Jean and Johanna Löfblad were the male and female star of the Stenborg Company, a status which is illustrated by their contracts, in which they are both given terms more privileged than the other members of the acting troupe but equal to each others: other than them, only Catharina Lindberg and Anders Hagendorf was given written contracts.

Petter Stenborg claimed that Jean Löfblad hid the profit "with all kinds of cunning" even though Stenborg "allowed his [Löfblad's] wife to lift her salary even during her childbirths, in accordance with the contract and in acknowledgement to her talents, but still she is just as difficult to deal with as her husband, who is even so powerful as to influence his wife..."[2] Stenborg won the case but the Löfblad couple still remained in his troupe, being the stars among his actors.

By the time the Stenborg Company finally found a permanent theater building in the Eriksbergsteatern in Stockholm in 1780, she was no longer given main parts in the plays, but was still a popular actress, now used mostly in the numerous supporting roles of old women.
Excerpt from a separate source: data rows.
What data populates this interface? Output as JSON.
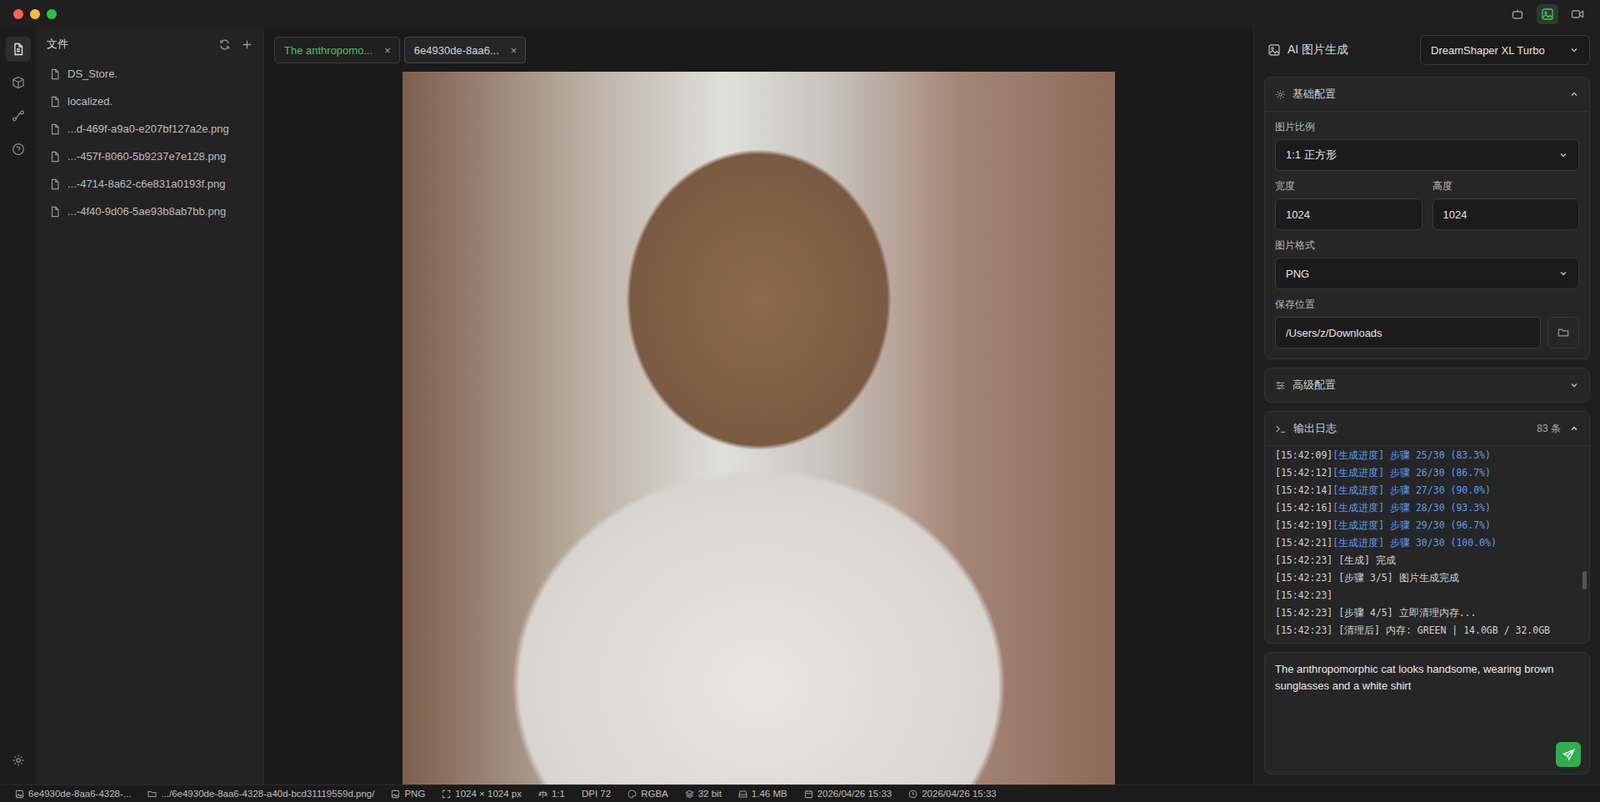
{
  "window": {
    "title_bar_icons": [
      {
        "kind": "robot",
        "selected": false
      },
      {
        "kind": "image",
        "selected": true
      },
      {
        "kind": "video",
        "selected": false
      }
    ]
  },
  "rail": {
    "items": [
      {
        "kind": "files",
        "selected": true
      },
      {
        "kind": "models",
        "selected": false
      },
      {
        "kind": "workflow",
        "selected": false
      },
      {
        "kind": "help",
        "selected": false
      }
    ]
  },
  "file_panel": {
    "title": "文件",
    "files": [
      {
        "name": "DS_Store."
      },
      {
        "name": "localized."
      },
      {
        "name": "...d-469f-a9a0-e207bf127a2e.png"
      },
      {
        "name": "...-457f-8060-5b9237e7e128.png"
      },
      {
        "name": "...-4714-8a62-c6e831a0193f.png"
      },
      {
        "name": "...-4f40-9d06-5ae93b8ab7bb.png"
      }
    ]
  },
  "tabs": [
    {
      "label": "The anthropomo...",
      "selected": false,
      "color": "#4cc25f",
      "close": "×"
    },
    {
      "label": "6e4930de-8aa6...",
      "selected": true,
      "color": "#d4d4d4",
      "close": "×"
    }
  ],
  "panel": {
    "title": "AI 图片生成",
    "model": "DreamShaper XL Turbo",
    "basic": {
      "title": "基础配置",
      "expanded": true,
      "ratio": {
        "label": "图片比例",
        "value": "1:1 正方形"
      },
      "width": {
        "label": "宽度",
        "value": "1024"
      },
      "height": {
        "label": "高度",
        "value": "1024"
      },
      "format": {
        "label": "图片格式",
        "value": "PNG"
      },
      "save": {
        "label": "保存位置",
        "value": "/Users/z/Downloads"
      }
    },
    "advanced": {
      "title": "高级配置",
      "expanded": false
    },
    "log": {
      "title": "输出日志",
      "count": "83 条",
      "expanded": true,
      "lines": [
        {
          "time": "[15:42:09]",
          "text": "[生成进度] 步骤 25/30 (83.3%)",
          "kind": "progress"
        },
        {
          "time": "[15:42:12]",
          "text": "[生成进度] 步骤 26/30 (86.7%)",
          "kind": "progress"
        },
        {
          "time": "[15:42:14]",
          "text": "[生成进度] 步骤 27/30 (90.0%)",
          "kind": "progress"
        },
        {
          "time": "[15:42:16]",
          "text": "[生成进度] 步骤 28/30 (93.3%)",
          "kind": "progress"
        },
        {
          "time": "[15:42:19]",
          "text": "[生成进度] 步骤 29/30 (96.7%)",
          "kind": "progress"
        },
        {
          "time": "[15:42:21]",
          "text": "[生成进度] 步骤 30/30 (100.0%)",
          "kind": "progress"
        },
        {
          "time": "[15:42:23]",
          "text": " [生成] 完成",
          "kind": "info"
        },
        {
          "time": "[15:42:23]",
          "text": " [步骤 3/5] 图片生成完成",
          "kind": "info"
        },
        {
          "time": "[15:42:23]",
          "text": "",
          "kind": "info"
        },
        {
          "time": "[15:42:23]",
          "text": " [步骤 4/5] 立即清理内存...",
          "kind": "info"
        },
        {
          "time": "[15:42:23]",
          "text": " [清理后] 内存: GREEN | 14.0GB / 32.0GB",
          "kind": "info"
        }
      ]
    },
    "prompt": {
      "text": "The anthropomorphic cat looks handsome, wearing brown sunglasses and a white shirt"
    }
  },
  "status_bar": [
    {
      "kind": "file",
      "text": "6e4930de-8aa6-4328-..."
    },
    {
      "kind": "folder",
      "text": ".../6e4930de-8aa6-4328-a40d-bcd31119559d.png/"
    },
    {
      "kind": "format",
      "text": "PNG"
    },
    {
      "kind": "size",
      "text": "1024 × 1024 px"
    },
    {
      "kind": "ratio",
      "text": "1:1"
    },
    {
      "kind": "dpi",
      "text": "DPI 72"
    },
    {
      "kind": "color",
      "text": "RGBA"
    },
    {
      "kind": "depth",
      "text": "32 bit"
    },
    {
      "kind": "disk",
      "text": "1.46 MB"
    },
    {
      "kind": "created",
      "text": "2026/04/26 15:33"
    },
    {
      "kind": "modified",
      "text": "2026/04/26 15:33"
    }
  ]
}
When the Det besynnerliga spektaklet ('Odd Spectacle') was arranged by the dramatic Didrik Björn in the season of 1790-91, in which the actors of the theater expressed their appreciation of the audience in the shape of their most popular roles, Johanna Löfblad did so in the character of Gertrud from Njugg spar, a role she had first made in the 1784–85 season.